Им было стыдно обнажаться, как преступникам, прячущим свое оружие. Я не устоял перед искушением приказать, вопреки недовольству боцмана, чтобы они купались голыми, как божьи рыбы, скользившие в этих благословенных водах.
Мы были уже под созвездием Южного Креста, примерно в шестистах милях от Рио-де-ла-Платы, реки, где индейцы съели неосторожного Солиса[96]. Я глядел с юта верхней палубы, как в сияющем свете, от которого румянился белый песок на берегу, мои моряки плещутся, плавают, перекликаются вокруг судна. Тела, никогда не знавшие солнца, походили на туловища нечистых, белесых земноводных тварей. В этих прозрачных соленых водах, казалось мне, они очищаются, избавляются от тяжкобольной Испании, от ее культуры.
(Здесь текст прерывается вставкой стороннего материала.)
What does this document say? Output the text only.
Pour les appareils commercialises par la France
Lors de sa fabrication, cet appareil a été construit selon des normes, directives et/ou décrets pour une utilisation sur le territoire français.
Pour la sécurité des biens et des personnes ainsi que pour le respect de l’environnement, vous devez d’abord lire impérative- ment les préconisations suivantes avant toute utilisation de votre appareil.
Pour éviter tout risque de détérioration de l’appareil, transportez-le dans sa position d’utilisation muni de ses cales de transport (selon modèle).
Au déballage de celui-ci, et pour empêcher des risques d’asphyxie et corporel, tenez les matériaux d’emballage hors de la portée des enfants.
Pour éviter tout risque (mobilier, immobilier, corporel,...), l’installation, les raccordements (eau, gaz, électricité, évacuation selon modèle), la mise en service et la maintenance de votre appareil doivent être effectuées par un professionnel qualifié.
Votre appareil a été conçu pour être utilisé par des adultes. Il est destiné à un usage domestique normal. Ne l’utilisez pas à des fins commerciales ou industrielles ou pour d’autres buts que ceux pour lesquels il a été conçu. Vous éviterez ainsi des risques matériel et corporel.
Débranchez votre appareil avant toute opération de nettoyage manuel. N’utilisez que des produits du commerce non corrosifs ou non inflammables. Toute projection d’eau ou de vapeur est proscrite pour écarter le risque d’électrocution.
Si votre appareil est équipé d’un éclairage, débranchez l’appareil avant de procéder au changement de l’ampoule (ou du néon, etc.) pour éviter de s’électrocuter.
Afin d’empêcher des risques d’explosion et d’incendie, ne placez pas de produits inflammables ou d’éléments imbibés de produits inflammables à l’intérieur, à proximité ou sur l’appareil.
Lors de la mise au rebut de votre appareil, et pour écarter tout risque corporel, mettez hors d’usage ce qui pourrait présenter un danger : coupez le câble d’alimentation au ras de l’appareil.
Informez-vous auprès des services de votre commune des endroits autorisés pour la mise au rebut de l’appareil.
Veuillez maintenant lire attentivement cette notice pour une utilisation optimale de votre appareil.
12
Я вспомнил Дулхана, когда он предложил «вернуть меня к естественности Вселенной». Видя этих людей — некоторые из них были с не по летам большими животами, другие с золотухой от нездоровой жизни на борту, — я испытал внезапную жалость. Они радовались, будто школьники на переменке, будто освобожденные каторжники.
Как никогда остро я в тот момент почувствовал нелепость удела людей, зовущихся «цивилизованными христианами», которые живут, не зная собственного тела и самой природы.
Моряки кричали, смеялись, шутливо переругивались. Они казались чужаками в этом светлом, спокойном храме Творения.
Я увидел, что один из них поймал рыбу удивительной расцветки с пышным, как султан, хвостом. Он показал ее — все смеялись. Потом ее не бросили обратно в воду. Ее швырнули на берег, чтобы она умерла. Почему? Откуда этот импульс, который всем им кажется естественным? Рыба вздрагивала, она была едва различима. Я видел только песок, взлетавший от ударов хвоста агонизирующей твари.
Что за неистребимое проклятие движет людьми этой высокомерной конкистадорской «цивилизации»?
Я вернулся в каюту с тяжелым сердцем.
Вскоре они потребуют, чтобы их величали сеньорами, пожелают иметь слуг и рабов. Пожелают в качестве гнусной платы присвоить Америку. Они никогда не усомнятся в своем превосходстве.
…
В СВОИХ ЗАМЕТКАХ Я ПИШУ БОЛЬШЕ О ПОТАЕННОМ, ИНТИМНОМ. В связи с этим должен сказать, что испытал чувство глубокого смущения, заметив, что мой кинжал лежит между листами бумаги, предназначенными для воспоминаний. Я отложил его в сторону, чтобы толстый стальной клинок, слегка смазанный маслом против ржавчины, не запачкал непорочные страницы, куда я заношу свои воспоминания.
Клинок этот — из темной стали бискайских сталеплавильных мастерских. Вдоль него посередине глубокая канавка, чтобы в тело жертвы входил воздух, и если не угодишь точно в жизненный центр, входящий воздух попадает в сердце и вызывает смертельный спазм.
Разглядывая кинжал, чувствую, что оружие не ведает сомнений, оно зовет меня как сигнал тревоги. Оно более решительно, чем я.
Обнаженное оружие, предназначенное только для убийства, мне кажется, не имеет иной цели, кроме нравственной.
Я написал это со странным спокойствием. Есть час кинжала и час пера, они аккуратно разделены.